Walter Richard Sickert Café Suisse, Dieppe 1914
Walter Sickert wrote to Ethel Sands in 1914 that he had arrived in Dieppe and ‘Of course I have brought a note-book & done some studies already for the café-arcade picture. I think I will do some small oil panels’ (TGA 9125/5, no.150). The letters running up the two left-hand columns read ‘CAFE SUISSE’ and the letters at the top of the column to the right read ‘TELEPHONE’. A sign in the background to the right reads ‘CAFE BAR’ (see TGA 8120/3/1).
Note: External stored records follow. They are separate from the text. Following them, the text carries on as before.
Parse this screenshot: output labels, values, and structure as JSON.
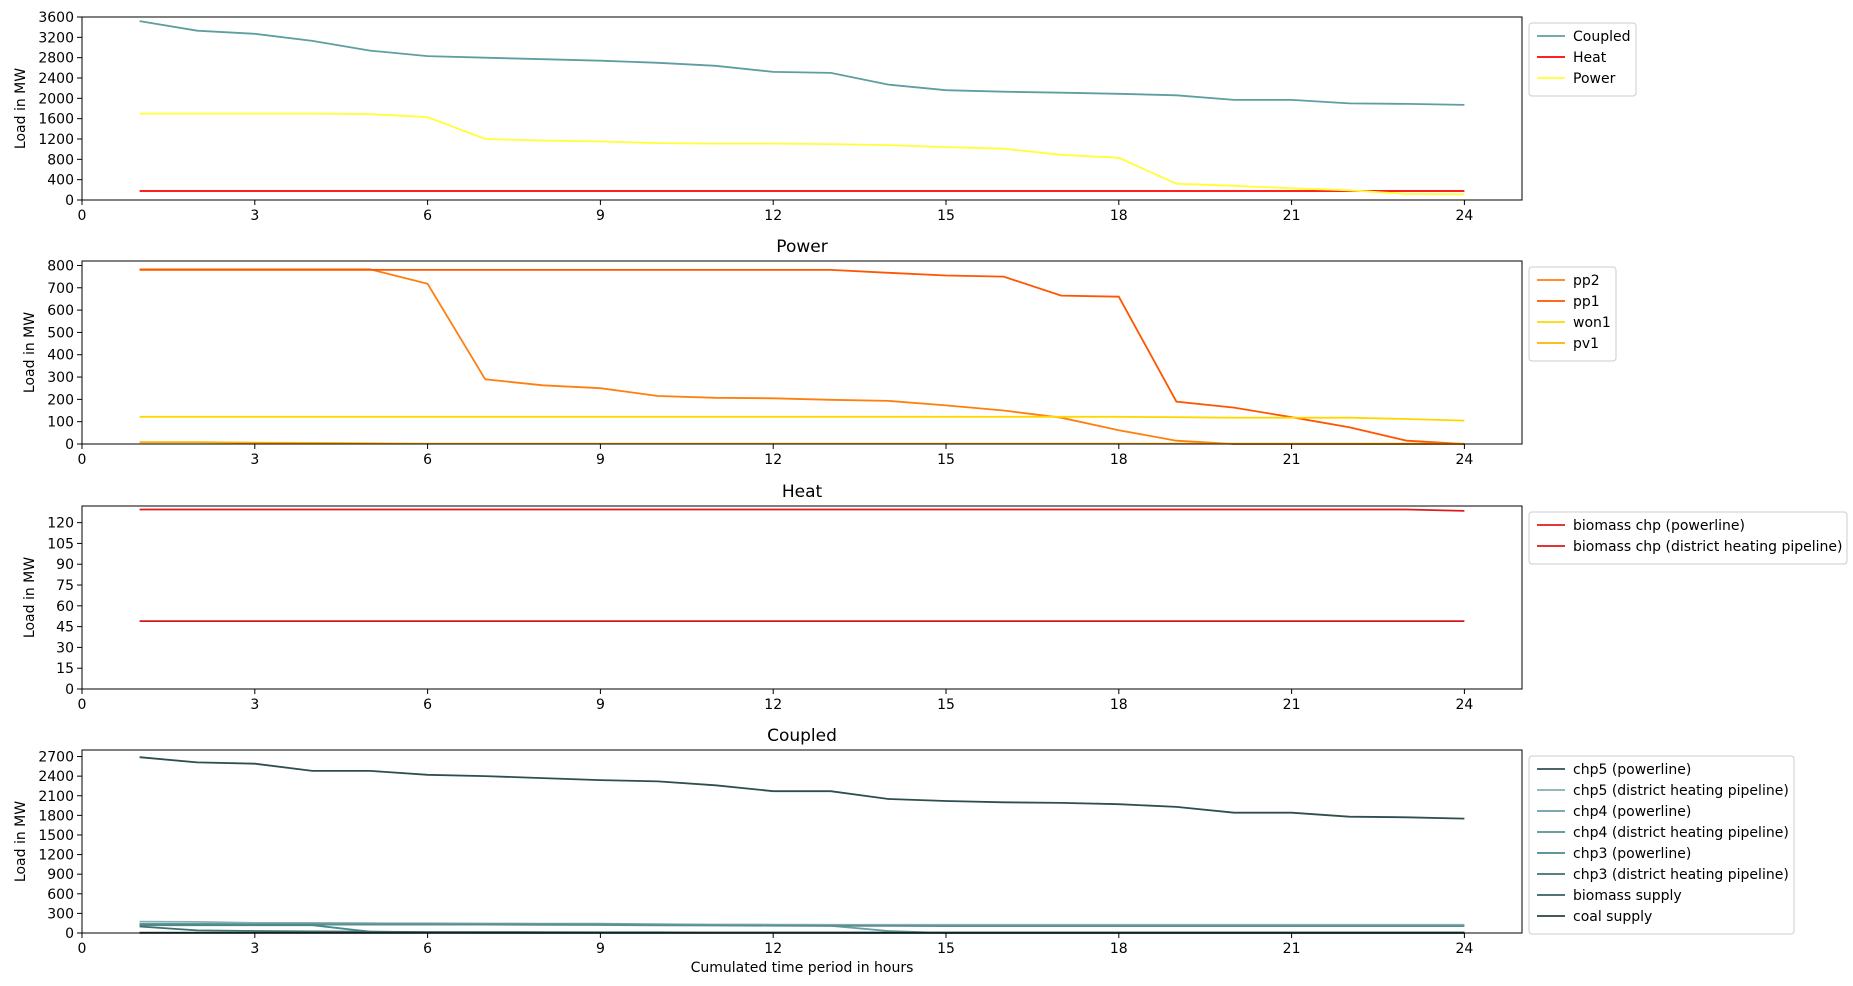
{
  "figure": {
    "xlabel": "Cumulated time period in hours"
  },
  "chart_data": [
    {
      "type": "line",
      "title": "",
      "xlabel": "",
      "ylabel": "Load in MW",
      "xlim": [
        0,
        25
      ],
      "ylim": [
        0,
        3600
      ],
      "xticks": [
        0,
        3,
        6,
        9,
        12,
        15,
        18,
        21,
        24
      ],
      "yticks": [
        0,
        400,
        800,
        1200,
        1600,
        2000,
        2400,
        2800,
        3200,
        3600
      ],
      "grid": false,
      "legend": "outside-right",
      "x": [
        1,
        2,
        3,
        4,
        5,
        6,
        7,
        8,
        9,
        10,
        11,
        12,
        13,
        14,
        15,
        16,
        17,
        18,
        19,
        20,
        21,
        22,
        23,
        24
      ],
      "series": [
        {
          "name": "Coupled",
          "color": "#5f9ea0",
          "values": [
            3520,
            3330,
            3270,
            3130,
            2940,
            2830,
            2800,
            2770,
            2740,
            2700,
            2640,
            2520,
            2500,
            2270,
            2160,
            2130,
            2110,
            2090,
            2060,
            1970,
            1970,
            1900,
            1890,
            1870
          ]
        },
        {
          "name": "Heat",
          "color": "#ff0000",
          "values": [
            178,
            178,
            178,
            178,
            178,
            178,
            178,
            178,
            178,
            178,
            178,
            178,
            178,
            178,
            178,
            178,
            178,
            178,
            178,
            178,
            178,
            178,
            178,
            178
          ]
        },
        {
          "name": "Power",
          "color": "#ffff33",
          "values": [
            1700,
            1700,
            1700,
            1700,
            1690,
            1630,
            1200,
            1170,
            1150,
            1120,
            1110,
            1110,
            1100,
            1080,
            1040,
            1010,
            890,
            830,
            320,
            280,
            230,
            190,
            120,
            110
          ]
        }
      ]
    },
    {
      "type": "line",
      "title": "Power",
      "xlabel": "",
      "ylabel": "Load in MW",
      "xlim": [
        0,
        25
      ],
      "ylim": [
        0,
        820
      ],
      "xticks": [
        0,
        3,
        6,
        9,
        12,
        15,
        18,
        21,
        24
      ],
      "yticks": [
        0,
        100,
        200,
        300,
        400,
        500,
        600,
        700,
        800
      ],
      "grid": false,
      "legend": "outside-right",
      "x": [
        1,
        2,
        3,
        4,
        5,
        6,
        7,
        8,
        9,
        10,
        11,
        12,
        13,
        14,
        15,
        16,
        17,
        18,
        19,
        20,
        21,
        22,
        23,
        24
      ],
      "series": [
        {
          "name": "pp2",
          "color": "#ff7f0e",
          "values": [
            783,
            783,
            783,
            783,
            783,
            718,
            290,
            263,
            250,
            215,
            207,
            205,
            198,
            193,
            173,
            150,
            118,
            62,
            15,
            0,
            0,
            0,
            0,
            0
          ]
        },
        {
          "name": "pp1",
          "color": "#ff5500",
          "values": [
            780,
            780,
            780,
            780,
            780,
            780,
            780,
            780,
            780,
            780,
            780,
            780,
            780,
            767,
            755,
            750,
            665,
            660,
            190,
            163,
            120,
            75,
            15,
            0
          ]
        },
        {
          "name": "won1",
          "color": "#ffd700",
          "values": [
            122,
            122,
            122,
            122,
            122,
            122,
            122,
            122,
            122,
            122,
            122,
            122,
            122,
            122,
            122,
            122,
            122,
            122,
            120,
            118,
            118,
            118,
            112,
            105
          ]
        },
        {
          "name": "pv1",
          "color": "#ffb000",
          "values": [
            8,
            8,
            6,
            5,
            3,
            2,
            2,
            2,
            2,
            2,
            2,
            2,
            2,
            2,
            2,
            2,
            2,
            2,
            2,
            2,
            2,
            2,
            2,
            2
          ]
        }
      ]
    },
    {
      "type": "line",
      "title": "Heat",
      "xlabel": "",
      "ylabel": "Load in MW",
      "xlim": [
        0,
        25
      ],
      "ylim": [
        0,
        132
      ],
      "xticks": [
        0,
        3,
        6,
        9,
        12,
        15,
        18,
        21,
        24
      ],
      "yticks": [
        0,
        15,
        30,
        45,
        60,
        75,
        90,
        105,
        120
      ],
      "grid": false,
      "legend": "outside-right",
      "x": [
        1,
        2,
        3,
        4,
        5,
        6,
        7,
        8,
        9,
        10,
        11,
        12,
        13,
        14,
        15,
        16,
        17,
        18,
        19,
        20,
        21,
        22,
        23,
        24
      ],
      "series": [
        {
          "name": "biomass chp (powerline)",
          "color": "#e31a1c",
          "values": [
            129.5,
            129.5,
            129.5,
            129.5,
            129.5,
            129.5,
            129.5,
            129.5,
            129.5,
            129.5,
            129.5,
            129.5,
            129.5,
            129.5,
            129.5,
            129.5,
            129.5,
            129.5,
            129.5,
            129.5,
            129.5,
            129.5,
            129.5,
            128.5
          ]
        },
        {
          "name": "biomass chp (district heating pipeline)",
          "color": "#d7191c",
          "values": [
            49,
            49,
            49,
            49,
            49,
            49,
            49,
            49,
            49,
            49,
            49,
            49,
            49,
            49,
            49,
            49,
            49,
            49,
            49,
            49,
            49,
            49,
            49,
            49
          ]
        }
      ]
    },
    {
      "type": "line",
      "title": "Coupled",
      "xlabel": "Cumulated time period in hours",
      "ylabel": "Load in MW",
      "xlim": [
        0,
        25
      ],
      "ylim": [
        0,
        2800
      ],
      "xticks": [
        0,
        3,
        6,
        9,
        12,
        15,
        18,
        21,
        24
      ],
      "yticks": [
        0,
        300,
        600,
        900,
        1200,
        1500,
        1800,
        2100,
        2400,
        2700
      ],
      "grid": false,
      "legend": "outside-right",
      "x": [
        1,
        2,
        3,
        4,
        5,
        6,
        7,
        8,
        9,
        10,
        11,
        12,
        13,
        14,
        15,
        16,
        17,
        18,
        19,
        20,
        21,
        22,
        23,
        24
      ],
      "series": [
        {
          "name": "chp5 (powerline)",
          "color": "#2f4f4f",
          "values": [
            2690,
            2610,
            2590,
            2480,
            2480,
            2420,
            2400,
            2370,
            2340,
            2320,
            2260,
            2170,
            2170,
            2050,
            2020,
            2000,
            1990,
            1970,
            1930,
            1840,
            1840,
            1780,
            1770,
            1750
          ]
        },
        {
          "name": "chp5 (district heating pipeline)",
          "color": "#87aeb0",
          "values": [
            175,
            170,
            155,
            155,
            150,
            148,
            146,
            144,
            142,
            135,
            130,
            128,
            126,
            126,
            125,
            125,
            125,
            125,
            125,
            125,
            125,
            125,
            125,
            125
          ]
        },
        {
          "name": "chp4 (powerline)",
          "color": "#6a9ea0",
          "values": [
            140,
            140,
            138,
            138,
            140,
            140,
            140,
            140,
            140,
            128,
            120,
            115,
            110,
            30,
            0,
            0,
            0,
            0,
            0,
            0,
            0,
            0,
            0,
            0
          ]
        },
        {
          "name": "chp4 (district heating pipeline)",
          "color": "#5a8f91",
          "values": [
            130,
            130,
            128,
            128,
            128,
            128,
            128,
            125,
            122,
            118,
            115,
            112,
            110,
            108,
            105,
            105,
            105,
            105,
            105,
            105,
            105,
            105,
            105,
            105
          ]
        },
        {
          "name": "chp3 (powerline)",
          "color": "#4a8a8a",
          "values": [
            120,
            120,
            120,
            120,
            20,
            10,
            5,
            5,
            5,
            5,
            5,
            5,
            5,
            5,
            5,
            5,
            5,
            5,
            5,
            5,
            5,
            5,
            5,
            5
          ]
        },
        {
          "name": "chp3 (district heating pipeline)",
          "color": "#3f7070",
          "values": [
            100,
            40,
            30,
            25,
            20,
            15,
            15,
            12,
            10,
            10,
            8,
            8,
            8,
            8,
            8,
            8,
            8,
            8,
            8,
            8,
            8,
            8,
            8,
            8
          ]
        },
        {
          "name": "biomass supply",
          "color": "#36615f",
          "values": [
            5,
            5,
            5,
            5,
            5,
            5,
            5,
            5,
            5,
            5,
            5,
            5,
            5,
            5,
            5,
            5,
            5,
            5,
            5,
            5,
            5,
            5,
            5,
            5
          ]
        },
        {
          "name": "coal supply",
          "color": "#274545",
          "values": [
            2,
            2,
            2,
            2,
            2,
            2,
            2,
            2,
            2,
            2,
            2,
            2,
            2,
            2,
            2,
            2,
            2,
            2,
            2,
            2,
            2,
            2,
            2,
            2
          ]
        }
      ]
    }
  ]
}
The study is squared-up and numbered and the back is chalk rubbed for transfer to canvas, most likely for the similar painting of the Café Suisse with the waiter standing in the archway that is in Leeds City Art Gallery. The painting, however, does not include the flags that are on the top left of the drawing or the architectural ornamentation. Related drawings held in Tate Archive are the following: TGA 8120/3/1, TGA 8120/3/11, TGA 8120/3/12, TGA 8120/3/14, TGA 8120/3/15, 8120/3/16 and TGA 8120/3/30. The drawing is referenced in Wendy Baron, Sickert: Paintings and Drawings, New Haven and London 2006, no.440.10.